Review & update cadence
Tax brackets, contribution rates and inflation series are reviewed at the start of each tax year and whenever an authority announces a change. Health and unit standards change rarely and are reviewed when the governing body issues new guidance. The review date shown on each calculator reflects its most recent check.
Corrections policy
If you spot a figure that looks wrong, please tell us. We verify reported issues against the primary source and correct confirmed errors promptly, updating the page's review date when we do.
Frequently asked questions
How accurate are the calculators?
Every formula is implemented from the primary national authority for that country (for example, HMRC for UK tax or JASSO for Japanese BMI). Results are estimates for educational use and may differ from an official assessment that accounts for your full personal circumstances.

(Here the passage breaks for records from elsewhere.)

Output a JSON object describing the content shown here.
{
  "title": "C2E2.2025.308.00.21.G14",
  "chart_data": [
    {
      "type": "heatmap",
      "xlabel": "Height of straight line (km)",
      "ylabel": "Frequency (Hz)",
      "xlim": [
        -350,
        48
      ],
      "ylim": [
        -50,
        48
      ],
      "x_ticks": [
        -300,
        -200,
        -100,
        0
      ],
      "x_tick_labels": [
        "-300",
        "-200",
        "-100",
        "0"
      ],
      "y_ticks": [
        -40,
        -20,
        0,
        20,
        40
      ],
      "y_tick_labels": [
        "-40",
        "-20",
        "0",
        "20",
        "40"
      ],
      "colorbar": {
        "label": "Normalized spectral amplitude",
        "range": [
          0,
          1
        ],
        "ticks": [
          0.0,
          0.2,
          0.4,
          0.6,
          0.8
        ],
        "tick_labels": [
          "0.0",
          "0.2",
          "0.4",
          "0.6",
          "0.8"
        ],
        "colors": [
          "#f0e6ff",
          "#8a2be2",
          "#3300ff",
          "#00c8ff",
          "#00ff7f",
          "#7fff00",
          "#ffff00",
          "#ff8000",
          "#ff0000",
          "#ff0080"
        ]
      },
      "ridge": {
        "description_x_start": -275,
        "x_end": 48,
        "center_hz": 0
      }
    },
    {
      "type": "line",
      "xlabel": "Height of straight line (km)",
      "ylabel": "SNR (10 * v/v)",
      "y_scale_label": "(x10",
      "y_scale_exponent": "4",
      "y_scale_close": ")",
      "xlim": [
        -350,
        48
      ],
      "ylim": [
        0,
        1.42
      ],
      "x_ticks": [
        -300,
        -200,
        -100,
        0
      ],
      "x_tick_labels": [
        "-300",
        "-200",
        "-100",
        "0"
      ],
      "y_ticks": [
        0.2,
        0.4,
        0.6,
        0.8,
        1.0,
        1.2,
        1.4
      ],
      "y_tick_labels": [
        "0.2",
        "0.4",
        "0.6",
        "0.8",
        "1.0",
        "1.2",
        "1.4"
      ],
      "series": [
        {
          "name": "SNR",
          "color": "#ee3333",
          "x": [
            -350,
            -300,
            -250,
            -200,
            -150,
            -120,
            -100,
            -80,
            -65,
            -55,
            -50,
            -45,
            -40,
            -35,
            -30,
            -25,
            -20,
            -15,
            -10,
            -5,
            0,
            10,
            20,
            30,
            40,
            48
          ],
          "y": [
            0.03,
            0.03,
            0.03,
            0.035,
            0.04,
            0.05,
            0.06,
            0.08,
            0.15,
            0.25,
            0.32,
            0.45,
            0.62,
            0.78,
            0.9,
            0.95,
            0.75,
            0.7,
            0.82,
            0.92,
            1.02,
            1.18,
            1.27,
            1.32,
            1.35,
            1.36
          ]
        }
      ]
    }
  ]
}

How often is the data updated?
Tax brackets, contribution rates and CPI figures are reviewed at least once per tax year and whenever an authority publishes a change. Each calculator page shows when its sources were last reviewed.
Why do your results sometimes differ from other calculators?
Most calculators silently assume one country. We apply the standard for the country you select — so a BMI of 24 reads as "normal" under WHO but "overweight" under the Japanese (JASSO) standard. The difference is the point.
Do you store or sell my data?
No. All calculations run in your browser. We have no ads, no trackers and no accounts, so your inputs never leave your device.